CDC issues highest alert in Ebola outbreak

Updated: Thursday, August 7, 2014
CDC issues highest alert in Ebola outbreak story image

WASHINGTON, D.C. (NEWSCHANNEL 3) - Major efforts are being made to stop the spread of the Ebola virus.

The U.S. Centers for Disease Control and Prevention has issued its highest alert in response to the Ebola crisis in West Africa.

The World Health Organization is meeting Thursday to discuss the outbreak as the death toll in this outbreak now reaches near a thousand.

The CDC has issued a level 1 health alert here in the U.S. to safeguard our shores.

In Liberia, one of the hardest hit countries, the president has declared a state of emergency.

The level 1 response means that increased staff and resources will be devoted to the outbreak in the U.S.

This is the first time the CDC has use this type of alert since 2009. That was over the H1N1 flu outbreak.

The U.S. and its allies also plan to send additional medical workers overseas to help contain the Ebola outbreak.

The FDA has authorized use of an un-approved Ebola virus test under a special emergency-use provision, but efforts to develop a vaccine for the deadly illness won't be successful until next year.

In the four hardest hit countries many fear that people are hiding sick relatives and burying them in secret.

In the latest outbreak, the virus has killed about 55 percent of those infected.

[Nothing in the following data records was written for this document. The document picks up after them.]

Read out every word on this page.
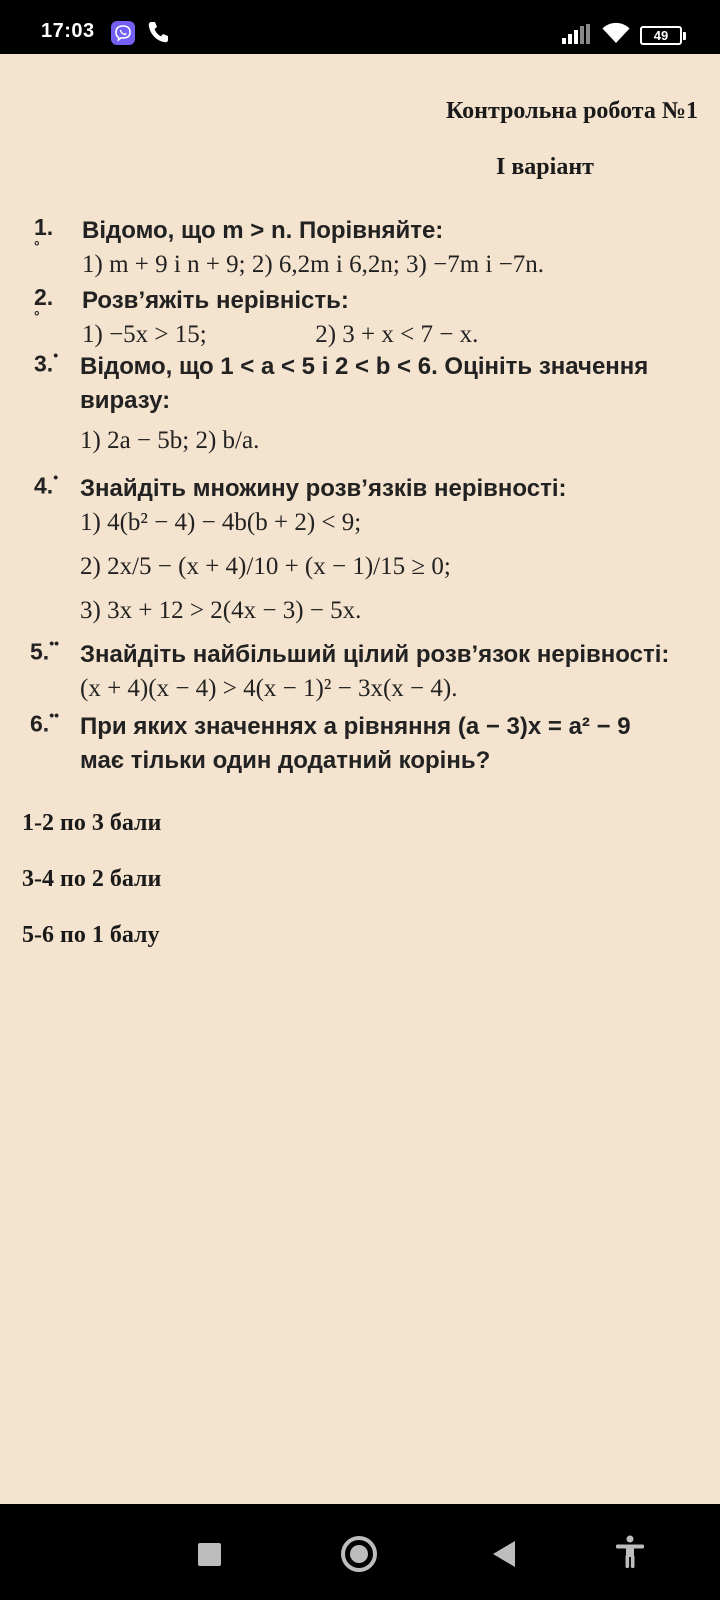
17:03	49
Контрольна робота №1
І варіант
1.°
Відомо, що m > n. Порівняйте:
1) m + 9 і n + 9; 2) 6,2m і 6,2n; 3) −7m і −7n.
2.°
Розв’яжіть нерівність:
1) −5x > 15;	2) 3 + x < 7 − x.
3.• Відомо, що 1 < a < 5 і 2 < b < 6. Оцініть значення
виразу:
1) 2a − 5b; 2) b/a.
4.• Знайдіть множину розв’язків нерівності:
1) 4(b² − 4) − 4b(b + 2) < 9;
2) 2x/5 − (x + 4)/10 + (x − 1)/15 ≥ 0;
3) 3x + 12 > 2(4x − 3) − 5x.
5.•• Знайдіть найбільший цілий розв’язок нерівності:
(x + 4)(x − 4) > 4(x − 1)² − 3x(x − 4).
6.•• При яких значеннях a рівняння (a − 3)x = a² − 9
має тільки один додатний корінь?
1-2 по 3 бали
3-4 по 2 бали
5-6 по 1 балу
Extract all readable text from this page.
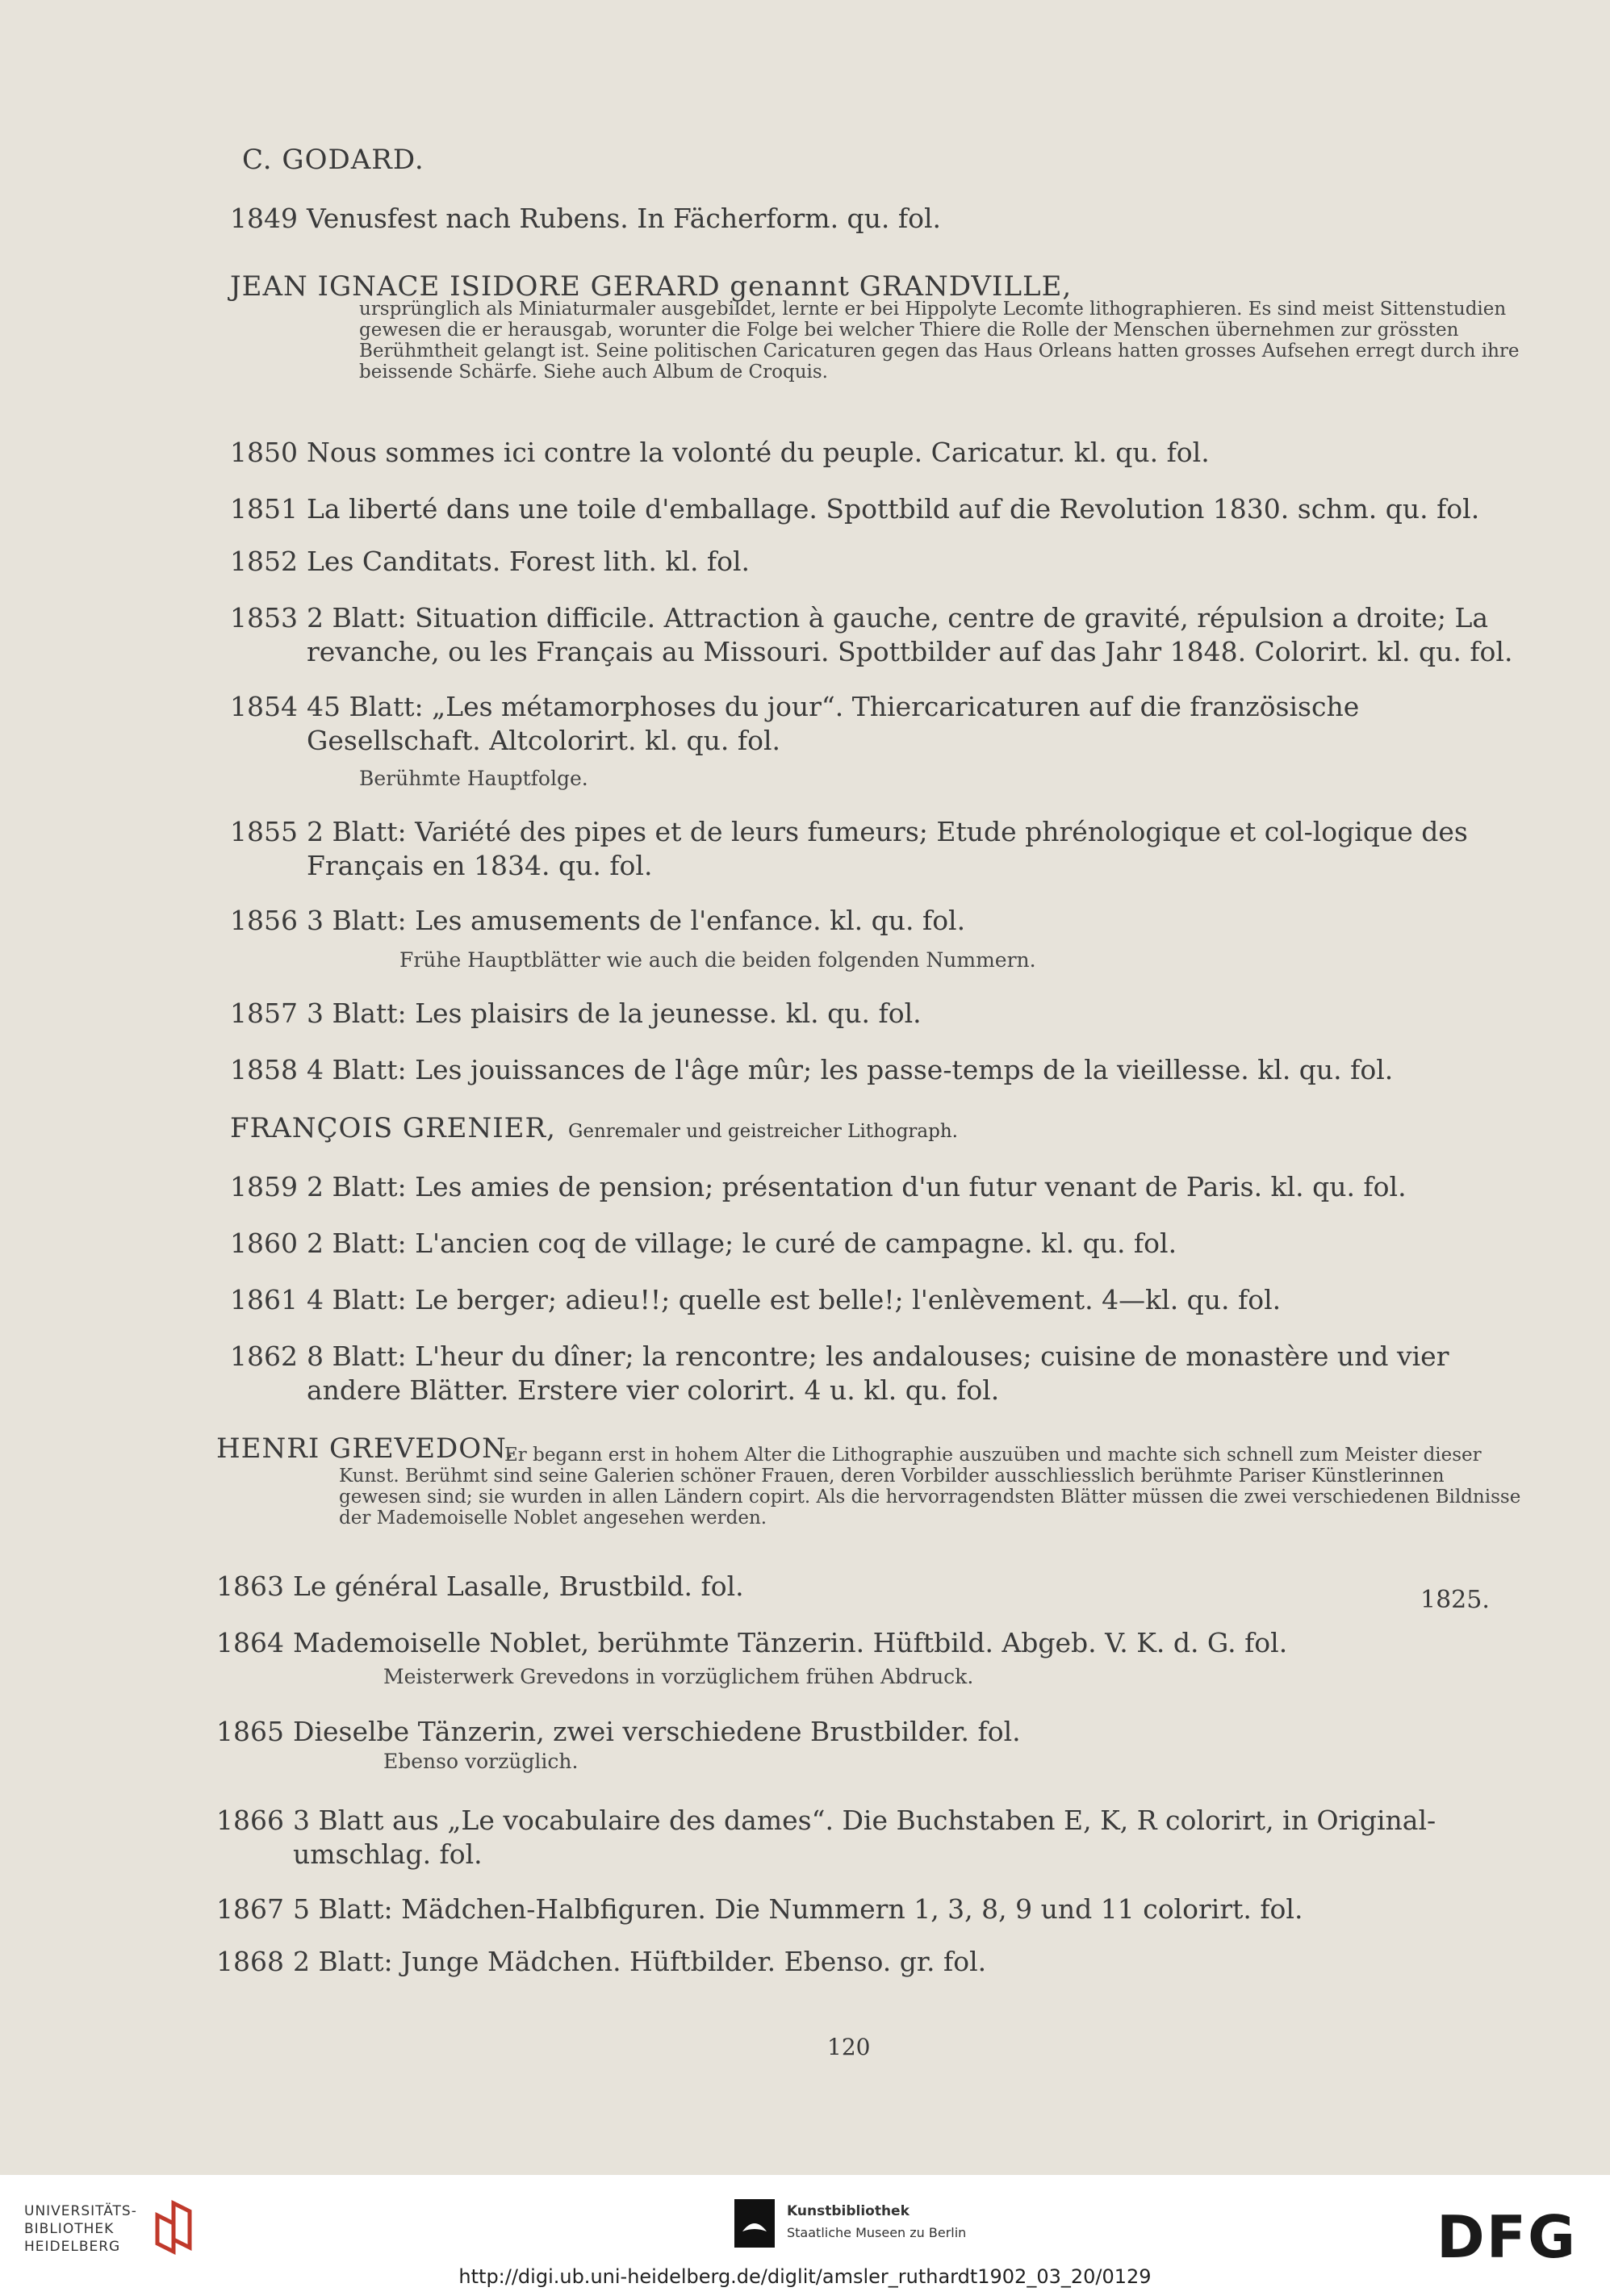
C. GODARD.
1849 Venusfest nach Rubens. In Fächerform. qu. fol.
JEAN IGNACE ISIDORE GERARD genannt GRANDVILLE,
ursprünglich als Miniaturmaler ausgebildet, lernte er bei Hippolyte Lecomte lithographieren. Es sind meist Sittenstudien gewesen die er herausgab, worunter die Folge bei welcher Thiere die Rolle der Menschen übernehmen zur grössten Berühmtheit gelangt ist. Seine politischen Caricaturen gegen das Haus Orleans hatten grosses Aufsehen erregt durch ihre beissende Schärfe. Siehe auch Album de Croquis.
1850 Nous sommes ici contre la volonté du peuple. Caricatur. kl. qu. fol.
1851 La liberté dans une toile d'emballage. Spottbild auf die Revolution 1830. schm. qu. fol.
1852 Les Canditats. Forest lith. kl. fol.
1853 2 Blatt: Situation difficile. Attraction à gauche, centre de gravité, répulsion a droite; La revanche, ou les Français au Missouri. Spottbilder auf das Jahr 1848. Colorirt. kl. qu. fol.
1854 45 Blatt: „Les métamorphoses du jour“. Thiercaricaturen auf die französische Gesellschaft. Altcolorirt. kl. qu. fol.
Berühmte Hauptfolge.
1855 2 Blatt: Variété des pipes et de leurs fumeurs; Etude phrénologique et col-logique des Français en 1834. qu. fol.
1856 3 Blatt: Les amusements de l'enfance. kl. qu. fol.
Frühe Hauptblätter wie auch die beiden folgenden Nummern.
1857 3 Blatt: Les plaisirs de la jeunesse. kl. qu. fol.
1858 4 Blatt: Les jouissances de l'âge mûr; les passe-temps de la vieillesse. kl. qu. fol.
FRANÇOIS GRENIER, Genremaler und geistreicher Lithograph.
1859 2 Blatt: Les amies de pension; présentation d'un futur venant de Paris. kl. qu. fol.
1860 2 Blatt: L'ancien coq de village; le curé de campagne. kl. qu. fol.
1861 4 Blatt: Le berger; adieu!!; quelle est belle!; l'enlèvement. 4—kl. qu. fol.
1862 8 Blatt: L'heur du dîner; la rencontre; les andalouses; cuisine de monastère und vier andere Blätter. Erstere vier colorirt. 4 u. kl. qu. fol.
HENRI GREVEDON.
Er begann erst in hohem Alter die Lithographie auszuüben und machte sich schnell zum Meister dieser Kunst. Berühmt sind seine Galerien schöner Frauen, deren Vorbilder ausschliesslich berühmte Pariser Künstlerinnen gewesen sind; sie wurden in allen Ländern copirt. Als die hervorragendsten Blätter müssen die zwei verschiedenen Bildnisse der Mademoiselle Noblet angesehen werden.
1863 Le général Lasalle, Brustbild. fol.	1825.
1864 Mademoiselle Noblet, berühmte Tänzerin. Hüftbild. Abgeb. V. K. d. G. fol.
Meisterwerk Grevedons in vorzüglichem frühen Abdruck.
1865 Dieselbe Tänzerin, zwei verschiedene Brustbilder. fol.
Ebenso vorzüglich.
1866 3 Blatt aus „Le vocabulaire des dames“. Die Buchstaben E, K, R colorirt, in Original-umschlag. fol.
1867 5 Blatt: Mädchen-Halbfiguren. Die Nummern 1, 3, 8, 9 und 11 colorirt. fol.
1868 2 Blatt: Junge Mädchen. Hüftbilder. Ebenso. gr. fol.
120
UNIVERSITÄTS-
BIBLIOTHEK
HEIDELBERG
Kunstbibliothek
Staatliche Museen zu Berlin	DFG
http://digi.ub.uni-heidelberg.de/diglit/amsler_ruthardt1902_03_20/0129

President Obama is calling for more efforts to be made to stop the spread of Ebola.
"Let's get all the health workers that we need on the ground. Let's help to bolster the systems that they already have in place. Let's nip as early as possible any additional outbreaks of the disease," said Obama.

Liberia's president says residents may have to give up some of their civil rights so authorities can take all measures to try to stop the spread of Ebola.

Two American aid workers who contracted Ebola while working in West Africa are showing signs of improvement. They're being treated at a hospital in Atlanta with experimental drugs.